Dafür gibt es jetzt den Januar. Dieser Monat ist wie Mordor: grau, hässlich, böse. Tagsüber liefert er alles, was die Welt schon lange an Gräuel zu bieten hat, nachts produziert er teuflisch „überfrierende Nässe“. Während sich Eis auf glatten Gehwegen und verdorrten Weihnachtsbäumen schichtet, steigen in meinen Träumen die Pegelstände, die Deiche brechen, und dazu sekundieren die Damen- und Herrenmenschen von der AfD und ähnliche Freunde der Meinungsfreiheit: „Die Faaahne hoch! Die Galgen stellt berei-eit!“

Beim Frühstück tönt mit der vergleichsweise harmlosen Ankündigung des nächsten Bahnstreiks ein wenig Linderung aus dem Küchenradio, aber damit ich nichts verpasse, übernimmt später im Bad das Transistor­gerät, das mir das Amt für Katastrophenschutz als Teil meiner Prepper-Ausrüstung empfahl. Da ich Behördenmenschen, die mich derart fürsorglich warnen, grundsätzlich nicht für übelwollende Gesellen halte, bin ich ihrem Rat gefolgt und höre seitdem überall und jederzeit Katastrophenmeldungen.

Zwei Wochen nach Neujahr wurde es eines Morgens selbst dem Transistorradio zu viel; es taumelte kurz unter dem Ansturm des Grauens und stürzte sich vom Regal ins Klo. An dieser Stelle eine Rückmeldung an den Katastrophenschutz: Nach seiner von kurzzeitiger Verstummung gefolgten Rettung machte mein kleines Gerät trocken und tapfer weiter, auf Batteriebetrieb ist eben Verlass.

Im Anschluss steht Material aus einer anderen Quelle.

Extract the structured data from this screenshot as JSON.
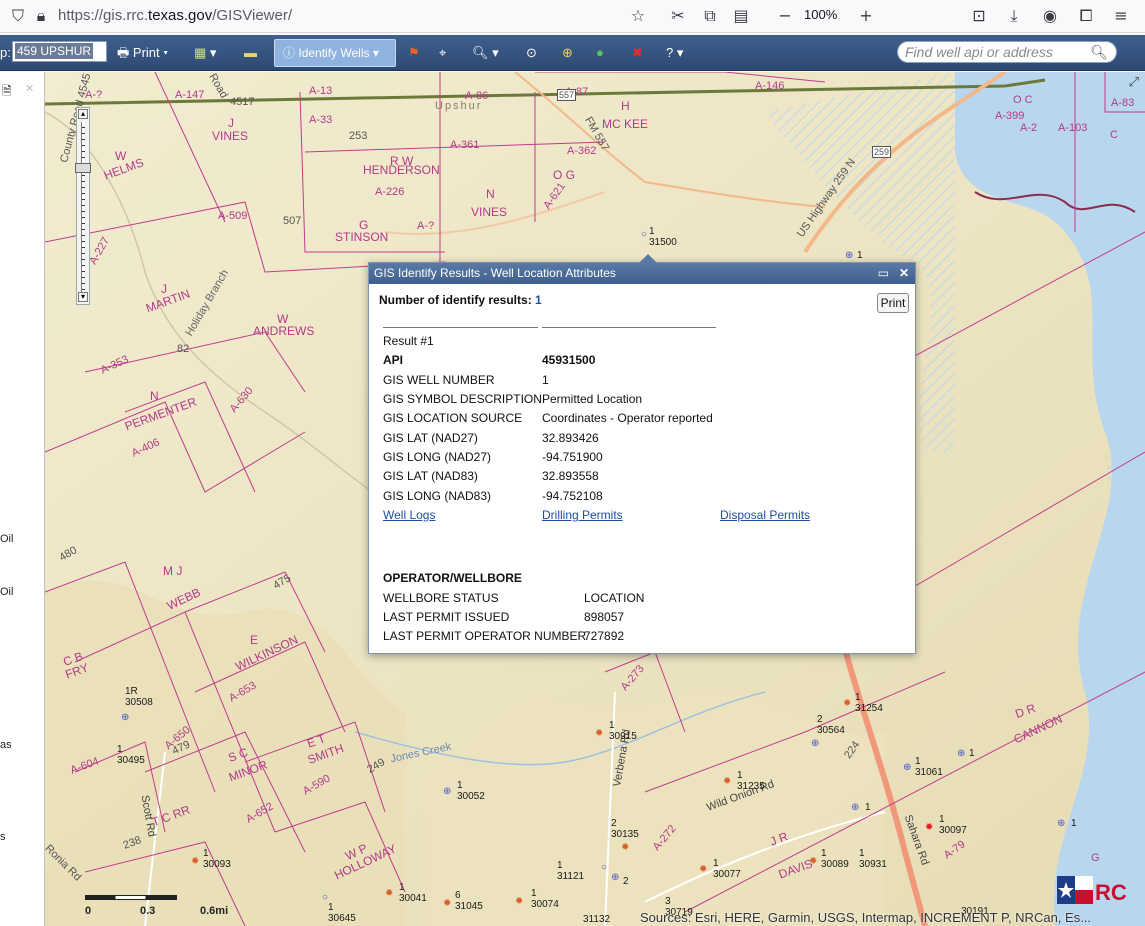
{
  "browser": {
    "url_prefix": "https://gis.rrc.",
    "url_domain": "texas.gov",
    "url_path": "/GISViewer/",
    "zoom": "100%"
  },
  "toolbar": {
    "county_prefix": "p:",
    "county_value": "459 UPSHUR",
    "print_label": "Print",
    "identify_label": "Identify Wells",
    "search_placeholder": "Find well api or address"
  },
  "left_panel": {
    "items": [
      "Oil",
      "Oil",
      "as",
      "s"
    ]
  },
  "map": {
    "survey_labels": [
      {
        "text": "A-147"
      },
      {
        "text": "A-?"
      },
      {
        "text": "A-13"
      },
      {
        "text": "A-86"
      },
      {
        "text": "A-87"
      },
      {
        "text": "A-146"
      },
      {
        "text": "A-33"
      },
      {
        "text": "J"
      },
      {
        "text": "VINES"
      },
      {
        "text": "MC KEE"
      },
      {
        "text": "H"
      },
      {
        "text": "W"
      },
      {
        "text": "HELMS"
      },
      {
        "text": "A-361"
      },
      {
        "text": "A-362"
      },
      {
        "text": "R W"
      },
      {
        "text": "HENDERSON"
      },
      {
        "text": "A-226"
      },
      {
        "text": "O G"
      },
      {
        "text": "A-621"
      },
      {
        "text": "N"
      },
      {
        "text": "VINES"
      },
      {
        "text": "A-509"
      },
      {
        "text": "G"
      },
      {
        "text": "STINSON"
      },
      {
        "text": "A-?"
      },
      {
        "text": "A-227"
      },
      {
        "text": "J"
      },
      {
        "text": "MARTIN"
      },
      {
        "text": "W"
      },
      {
        "text": "ANDREWS"
      },
      {
        "text": "A-353"
      },
      {
        "text": "N"
      },
      {
        "text": "PERMENTER"
      },
      {
        "text": "A-406"
      },
      {
        "text": "A-630"
      },
      {
        "text": "M J"
      },
      {
        "text": "WEBB"
      },
      {
        "text": "E"
      },
      {
        "text": "WILKINSON"
      },
      {
        "text": "C B"
      },
      {
        "text": "FRY"
      },
      {
        "text": "A-653"
      },
      {
        "text": "S C"
      },
      {
        "text": "MINOR"
      },
      {
        "text": "E T"
      },
      {
        "text": "SMITH"
      },
      {
        "text": "A-652"
      },
      {
        "text": "A-590"
      },
      {
        "text": "A-604"
      },
      {
        "text": "A-650"
      },
      {
        "text": "T C RR"
      },
      {
        "text": "W P"
      },
      {
        "text": "HOLLOWAY"
      },
      {
        "text": "A-273"
      },
      {
        "text": "A-272"
      },
      {
        "text": "J R"
      },
      {
        "text": "DAVIS"
      },
      {
        "text": "A-79"
      },
      {
        "text": "D R"
      },
      {
        "text": "CANNON"
      },
      {
        "text": "A-399"
      },
      {
        "text": "O C"
      },
      {
        "text": "A-2"
      },
      {
        "text": "A-103"
      },
      {
        "text": "C"
      },
      {
        "text": "A-83"
      },
      {
        "text": "G"
      }
    ],
    "road_labels": [
      {
        "text": "Upshur"
      },
      {
        "text": "FM 557"
      },
      {
        "text": "US Highway 259 N"
      },
      {
        "text": "Wild Onion Rd"
      },
      {
        "text": "Verbena Rd"
      },
      {
        "text": "Scott Rd"
      },
      {
        "text": "Sahara Rd"
      },
      {
        "text": "Holiday Branch"
      },
      {
        "text": "Jones Creek"
      },
      {
        "text": "4517"
      },
      {
        "text": "County Road 4545"
      },
      {
        "text": "Road"
      },
      {
        "text": "253"
      },
      {
        "text": "507"
      },
      {
        "text": "475"
      },
      {
        "text": "480"
      },
      {
        "text": "249"
      },
      {
        "text": "238"
      },
      {
        "text": "479"
      },
      {
        "text": "224"
      },
      {
        "text": "82"
      },
      {
        "text": "Ronia Rd"
      },
      {
        "text": "557"
      },
      {
        "text": "259"
      }
    ],
    "wells": [
      {
        "label": "1\n31500"
      },
      {
        "label": "1"
      },
      {
        "label": "1\n31254"
      },
      {
        "label": "2\n30564"
      },
      {
        "label": "1\n31061"
      },
      {
        "label": "1"
      },
      {
        "label": "1\n30915"
      },
      {
        "label": "1\n31235"
      },
      {
        "label": "1"
      },
      {
        "label": "1\n30097"
      },
      {
        "label": "1"
      },
      {
        "label": "1\n30052"
      },
      {
        "label": "2\n30135"
      },
      {
        "label": "1\n30077"
      },
      {
        "label": "1\n30089"
      },
      {
        "label": "1\n30931"
      },
      {
        "label": "1\n31121"
      },
      {
        "label": "2"
      },
      {
        "label": "1R\n30508"
      },
      {
        "label": "1\n30495"
      },
      {
        "label": "1\n30093"
      },
      {
        "label": "1\n30041"
      },
      {
        "label": "6\n31045"
      },
      {
        "label": "1\n30074"
      },
      {
        "label": "1\n30645"
      },
      {
        "label": "31132"
      },
      {
        "label": "3\n30719"
      },
      {
        "label": "30191"
      }
    ],
    "scale": {
      "t0": "0",
      "t1": "0.3",
      "t2": "0.6mi"
    },
    "attribution": "Sources: Esri, HERE, Garmin, USGS, Intermap, INCREMENT P, NRCan, Es..."
  },
  "popup": {
    "title": "GIS Identify Results - Well Location Attributes",
    "count_label": "Number of identify results:",
    "count_value": "1",
    "print_label": "Print",
    "result_label": "Result #1",
    "rows": [
      {
        "label": "API",
        "value": "45931500"
      },
      {
        "label": "GIS WELL NUMBER",
        "value": "1"
      },
      {
        "label": "GIS SYMBOL DESCRIPTION",
        "value": "Permitted Location"
      },
      {
        "label": "GIS LOCATION SOURCE",
        "value": "Coordinates - Operator reported"
      },
      {
        "label": "GIS LAT (NAD27)",
        "value": "32.893426"
      },
      {
        "label": "GIS LONG (NAD27)",
        "value": "-94.751900"
      },
      {
        "label": "GIS LAT (NAD83)",
        "value": "32.893558"
      },
      {
        "label": "GIS LONG (NAD83)",
        "value": "-94.752108"
      }
    ],
    "links": {
      "well_logs": "Well Logs",
      "drilling_permits": "Drilling Permits",
      "disposal_permits": "Disposal Permits"
    },
    "section_title": "OPERATOR/WELLBORE",
    "operator_rows": [
      {
        "label": "WELLBORE STATUS",
        "value": "LOCATION"
      },
      {
        "label": "LAST PERMIT ISSUED",
        "value": "898057"
      },
      {
        "label": "LAST PERMIT OPERATOR NUMBER",
        "value": "727892"
      }
    ]
  },
  "colors": {
    "toolbar": "#3f5f8c",
    "survey_line": "#c23b8e",
    "map_bg": "#efe8c6",
    "water": "#b9d6ef",
    "link": "#1f4fa3"
  }
}
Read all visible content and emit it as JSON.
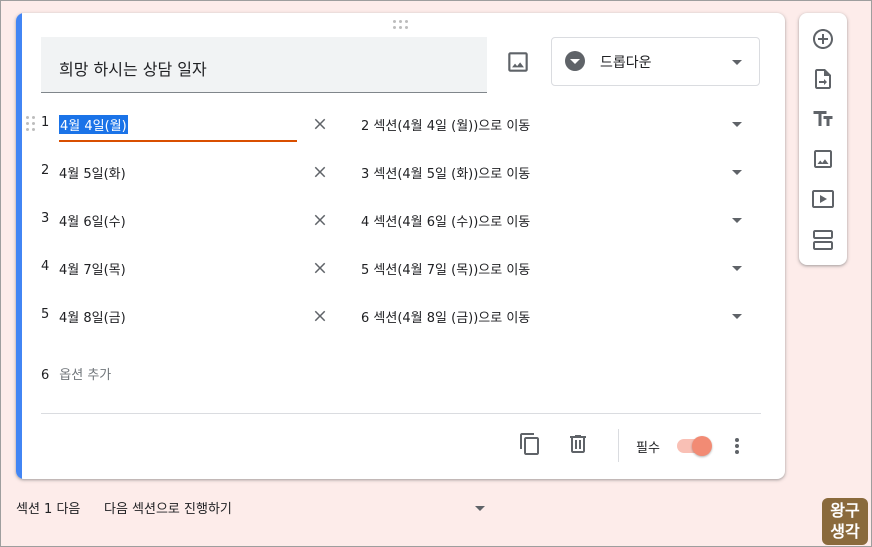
{
  "question": {
    "title": "희망 하시는 상담 일자",
    "type_label": "드롭다운",
    "options": [
      {
        "num": "1",
        "label": "4월 4일(월)",
        "goto": "2 섹션(4월 4일 (월))으로 이동"
      },
      {
        "num": "2",
        "label": "4월 5일(화)",
        "goto": "3 섹션(4월 5일 (화))으로 이동"
      },
      {
        "num": "3",
        "label": "4월 6일(수)",
        "goto": "4 섹션(4월 6일 (수))으로 이동"
      },
      {
        "num": "4",
        "label": "4월 7일(목)",
        "goto": "5 섹션(4월 7일 (목))으로 이동"
      },
      {
        "num": "5",
        "label": "4월 8일(금)",
        "goto": "6 섹션(4월 8일 (금))으로 이동"
      }
    ],
    "add_option": {
      "num": "6",
      "label": "옵션 추가"
    },
    "required_label": "필수",
    "required_on": true
  },
  "section_footer": {
    "label": "섹션 1 다음",
    "value": "다음 섹션으로 진행하기"
  },
  "logo": {
    "line1": "왕구",
    "line2": "생각"
  },
  "colors": {
    "accent": "#4285f4",
    "selection": "#1a73e8",
    "underline": "#d94f00",
    "toggle": "#f28b74"
  }
}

Ich weiß nicht, welche Horrorszenarien ich währenddessen verpasst habe, aber jemand plauderte zur Abwechslung über „Selbstwirksamkeit“, es schien sich um etwas Gutes zu handeln. Ich nahm mir ein Beispiel und beschloss, die eigenen Batterien mit meiner Mischung aus Abscheu und Lebensfreude aufzuladen und dem Bösen in der Welt möglichst allgemeinwirksam zu trotzen.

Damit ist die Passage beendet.